> "A little more detail - Puppy is a small distro that boots from CD (or
> USB or HDD or FDD or just about anything that you can persuade the
> computer to boot from). It loads entirely into RAM, clearing the
> originating CD for normal use. It aims to give you all the normal tools
> you want, in a small package - Abiword, Firefox, etc. It's very easy to
> roll your own puppy .iso, tweaked and augmented (or shrunk) to your
> hearts content. Downside: You need RAM. The entire OS and software
> loads into RAM. 128MB gives you everything. It is claimed that you can
> get away with any 586 and 32MB RAM with tweaking. Upside, it is quick.
> You can point it to a USB stick or local filesystem for persistent
> /home. Today was my first exposure to it, and I was impressed. "
>
> Say again, It loads entirely into RAM.
>
> >From the puppy site:
>
> "When Puppy boots, everything uncompresses into a RAM area that we call
> a "ramdisk". The live-CD will bootup on systems with only 32M RAM, but
> the more RAM you have the more Puppy is able to keep files permanently
> in ramdisk hence more speed. A PC with 128M RAM is the recommended
> minimum.
>
> Note that Puppy will automatically use a swap partition if it exists.

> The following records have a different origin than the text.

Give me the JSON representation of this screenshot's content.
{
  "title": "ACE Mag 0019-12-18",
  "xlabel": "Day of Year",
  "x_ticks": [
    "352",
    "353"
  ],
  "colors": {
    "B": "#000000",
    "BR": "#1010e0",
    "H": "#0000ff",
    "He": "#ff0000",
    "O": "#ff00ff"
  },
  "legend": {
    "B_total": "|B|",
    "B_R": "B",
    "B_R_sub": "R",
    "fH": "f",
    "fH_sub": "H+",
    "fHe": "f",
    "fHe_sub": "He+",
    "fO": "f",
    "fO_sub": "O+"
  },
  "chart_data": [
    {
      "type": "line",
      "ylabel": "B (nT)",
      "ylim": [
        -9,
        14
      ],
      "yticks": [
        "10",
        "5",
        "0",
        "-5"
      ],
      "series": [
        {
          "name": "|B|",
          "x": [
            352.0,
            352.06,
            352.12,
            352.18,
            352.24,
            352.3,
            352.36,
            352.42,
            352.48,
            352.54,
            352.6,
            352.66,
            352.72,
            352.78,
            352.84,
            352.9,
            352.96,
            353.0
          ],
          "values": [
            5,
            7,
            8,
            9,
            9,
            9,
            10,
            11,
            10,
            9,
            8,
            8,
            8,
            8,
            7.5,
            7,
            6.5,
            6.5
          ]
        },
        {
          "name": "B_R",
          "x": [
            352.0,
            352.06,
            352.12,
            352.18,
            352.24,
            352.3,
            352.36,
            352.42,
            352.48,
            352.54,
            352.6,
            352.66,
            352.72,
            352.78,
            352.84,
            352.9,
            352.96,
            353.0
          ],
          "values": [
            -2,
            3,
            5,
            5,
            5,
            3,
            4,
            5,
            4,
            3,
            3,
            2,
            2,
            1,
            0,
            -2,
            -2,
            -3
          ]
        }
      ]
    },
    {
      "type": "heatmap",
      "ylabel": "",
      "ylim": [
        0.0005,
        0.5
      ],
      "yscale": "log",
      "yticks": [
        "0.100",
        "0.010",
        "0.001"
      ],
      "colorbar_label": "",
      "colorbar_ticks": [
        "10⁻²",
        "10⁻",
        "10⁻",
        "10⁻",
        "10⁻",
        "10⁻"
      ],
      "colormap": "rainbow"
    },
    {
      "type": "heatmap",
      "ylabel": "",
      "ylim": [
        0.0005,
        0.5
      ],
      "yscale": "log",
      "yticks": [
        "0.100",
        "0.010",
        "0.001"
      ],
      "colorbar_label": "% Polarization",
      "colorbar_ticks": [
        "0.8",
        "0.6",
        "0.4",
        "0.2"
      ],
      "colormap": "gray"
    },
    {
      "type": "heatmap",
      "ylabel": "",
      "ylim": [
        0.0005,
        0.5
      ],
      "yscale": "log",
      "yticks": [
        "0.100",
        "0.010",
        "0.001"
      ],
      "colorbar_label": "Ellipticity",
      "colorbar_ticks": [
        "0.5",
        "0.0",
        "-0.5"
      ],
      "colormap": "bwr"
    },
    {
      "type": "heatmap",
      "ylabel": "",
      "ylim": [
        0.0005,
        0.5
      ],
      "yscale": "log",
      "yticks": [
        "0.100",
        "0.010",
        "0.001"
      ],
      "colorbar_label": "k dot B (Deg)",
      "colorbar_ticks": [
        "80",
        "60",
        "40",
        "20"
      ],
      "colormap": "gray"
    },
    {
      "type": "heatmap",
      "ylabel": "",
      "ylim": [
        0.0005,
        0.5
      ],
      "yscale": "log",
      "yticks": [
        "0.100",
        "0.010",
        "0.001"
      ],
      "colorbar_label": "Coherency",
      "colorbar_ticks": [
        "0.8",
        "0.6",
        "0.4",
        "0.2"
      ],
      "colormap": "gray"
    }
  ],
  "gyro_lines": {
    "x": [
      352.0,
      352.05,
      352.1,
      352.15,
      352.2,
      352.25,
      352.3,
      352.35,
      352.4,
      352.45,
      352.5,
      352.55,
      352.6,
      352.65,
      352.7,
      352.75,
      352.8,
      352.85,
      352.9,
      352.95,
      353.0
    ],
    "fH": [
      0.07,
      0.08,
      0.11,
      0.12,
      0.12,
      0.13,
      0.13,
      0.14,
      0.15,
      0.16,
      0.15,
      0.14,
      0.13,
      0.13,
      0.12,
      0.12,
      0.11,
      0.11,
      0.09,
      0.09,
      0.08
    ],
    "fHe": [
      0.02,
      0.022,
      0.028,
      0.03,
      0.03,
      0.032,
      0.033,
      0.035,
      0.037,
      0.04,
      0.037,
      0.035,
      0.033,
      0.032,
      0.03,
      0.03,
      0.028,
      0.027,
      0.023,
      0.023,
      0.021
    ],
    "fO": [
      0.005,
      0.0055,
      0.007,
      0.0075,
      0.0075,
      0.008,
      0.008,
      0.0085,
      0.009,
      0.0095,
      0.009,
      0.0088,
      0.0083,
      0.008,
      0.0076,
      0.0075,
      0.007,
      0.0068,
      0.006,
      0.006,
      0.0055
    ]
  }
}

> When booting from a USB Flash device, Puppy tries to load all the Flash
> files into physical RAM, but if there is not enough RAM then Puppy is
> able to copy the excess to a swap partition if it exists. This
> eliminates writes to the Flash memory during a session, greatly
> extending its life span.
>
> You may need to have a swap partition to run Firefox on PCs with less
> than 64M RAM. Certainly, for a PC with only 32M RAM, a swap partition is
> necessary to run most of the large GUI applications."
>
> You don't need another partition for norrmal use on a system with 128M
> RAM. If you have less than 128M RAM you would be better off to have an
> existing swap partition.
>
> Just download the .iso, burn a cd and boot off it. and no, in response
> to your friday post, it won't eat your MBR.
>
>
> >
Have done Nick. Nice interface, less than 50mb download. Comes with
about all one need for a general purpose system. Firewall, but I'm
finding it easy to config to get my email working over network DSL.
Still, I have Ubuntu working nicely.